21 Lug 2021 13:51 - di Giacomo Fabi
Renzi

Di ora in ora si fa sempre più netta che sul ddl Zan il Pd sia prossimo a finire come i pifferi di montagna: partiti per suonare, vennero suonati. Dovesse realmente accadere, i suoi militanti, iscritti ed elettori saprebbero chi ringraziare (si fa per dire): Enrico Letta, il loro segretario. E che quella sia la strada imboccata lo dimostra lo zelo con cui Matteo Renzi lo va additando come il vero responsabile dell’affossamento della legge sulla omotransobia. L’ultima proprio in queste ore dopo aver firmato i referendum radical-leghisti sulla giustizia.

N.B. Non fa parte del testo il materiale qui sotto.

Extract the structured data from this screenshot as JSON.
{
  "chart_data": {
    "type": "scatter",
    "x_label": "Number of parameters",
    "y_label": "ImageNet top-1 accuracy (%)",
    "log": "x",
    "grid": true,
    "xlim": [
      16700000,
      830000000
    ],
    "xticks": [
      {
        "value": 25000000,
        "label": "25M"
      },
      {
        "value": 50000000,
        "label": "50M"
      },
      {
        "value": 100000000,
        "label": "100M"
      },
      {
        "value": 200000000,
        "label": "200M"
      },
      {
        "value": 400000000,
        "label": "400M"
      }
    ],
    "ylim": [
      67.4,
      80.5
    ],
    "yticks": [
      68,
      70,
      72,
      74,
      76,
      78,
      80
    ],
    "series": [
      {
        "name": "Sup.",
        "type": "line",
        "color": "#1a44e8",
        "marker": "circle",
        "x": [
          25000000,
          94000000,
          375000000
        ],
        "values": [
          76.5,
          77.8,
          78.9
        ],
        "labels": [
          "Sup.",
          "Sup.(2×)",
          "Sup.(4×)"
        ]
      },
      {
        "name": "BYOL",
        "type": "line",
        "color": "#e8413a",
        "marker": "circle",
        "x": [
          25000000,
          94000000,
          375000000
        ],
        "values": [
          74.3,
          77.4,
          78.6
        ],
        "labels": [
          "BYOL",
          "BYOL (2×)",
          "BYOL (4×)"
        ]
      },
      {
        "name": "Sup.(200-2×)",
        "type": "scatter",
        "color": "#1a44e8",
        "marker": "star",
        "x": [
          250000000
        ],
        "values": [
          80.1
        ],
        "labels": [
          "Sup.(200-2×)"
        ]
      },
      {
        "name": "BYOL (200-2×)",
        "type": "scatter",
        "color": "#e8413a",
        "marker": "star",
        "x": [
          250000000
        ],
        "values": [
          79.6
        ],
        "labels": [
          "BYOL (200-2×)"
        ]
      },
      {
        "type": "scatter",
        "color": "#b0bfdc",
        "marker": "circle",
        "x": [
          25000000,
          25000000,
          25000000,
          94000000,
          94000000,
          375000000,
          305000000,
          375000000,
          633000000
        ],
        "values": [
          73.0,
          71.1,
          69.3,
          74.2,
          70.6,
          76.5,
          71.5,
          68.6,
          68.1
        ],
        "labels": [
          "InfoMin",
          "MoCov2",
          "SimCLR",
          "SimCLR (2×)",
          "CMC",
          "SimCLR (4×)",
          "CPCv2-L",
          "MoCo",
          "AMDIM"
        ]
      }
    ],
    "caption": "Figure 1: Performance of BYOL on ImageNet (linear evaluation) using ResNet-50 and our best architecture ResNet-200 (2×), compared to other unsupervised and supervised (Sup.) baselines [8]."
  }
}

Renzi ha firmato i referendum sulla giustizia

«Sul ddl Zan – ricorda infatti Renzi – la Lega ha dato la disponibilità a chiudere, tutta da verificare, sia chiaro, se si cambiano gli articoli su identità di genere, libertà di opinione e scuola. Dire di no a questa proposta – aggiunge – è ideologia che mette in difficoltà gli omosessuali, i transessuali e i disabili. Io un accordo così lo chiuderei domani mattina». Del resto, Renzi è lo stesso che da premier si accordò con il Ncd di Angelino Alfano e con Ala di Denis Verdini per portare a casa la legge sulle unioni gay. Oggi, invece il ddl Zan è  «a un passo dal traguardo», ma non riesce a tagliarlo. «In questo momento – accusa – chi non vuole la legge è il Pd, che sta rinviando una decisione che è possibile con la riformulazione del testo».

“Sì” di Iv all’emendamento sull’identità di genere

Un’opportuna sottolineatura, alla luce dell’emendamento presentato da Italia Viva insieme al gruppo delle Autonomie per cancellare dall‘articolo 1 il criterio dell’identità di genere. «Andiamo così incontro alle richieste delle femministe di sinistra di Arcilesbica e di Se non ora quando e non solo del mondo del centrodestra e dei cattolici». L’occasione del ddl Zan è per Renzi l’occasione buona per sfilarsi qualche sassolino dalle scarpe. S’incarica proprio lui, che il Senato voleva abolirlo, di ricordare «sommessamente» che  «in Italia vige ancora il bicameralismo paritario». Una piccola rivincita sul suo ex-partito che non lo seguì come si aspettava nel referendum confermativo della sua riforma costituzionale.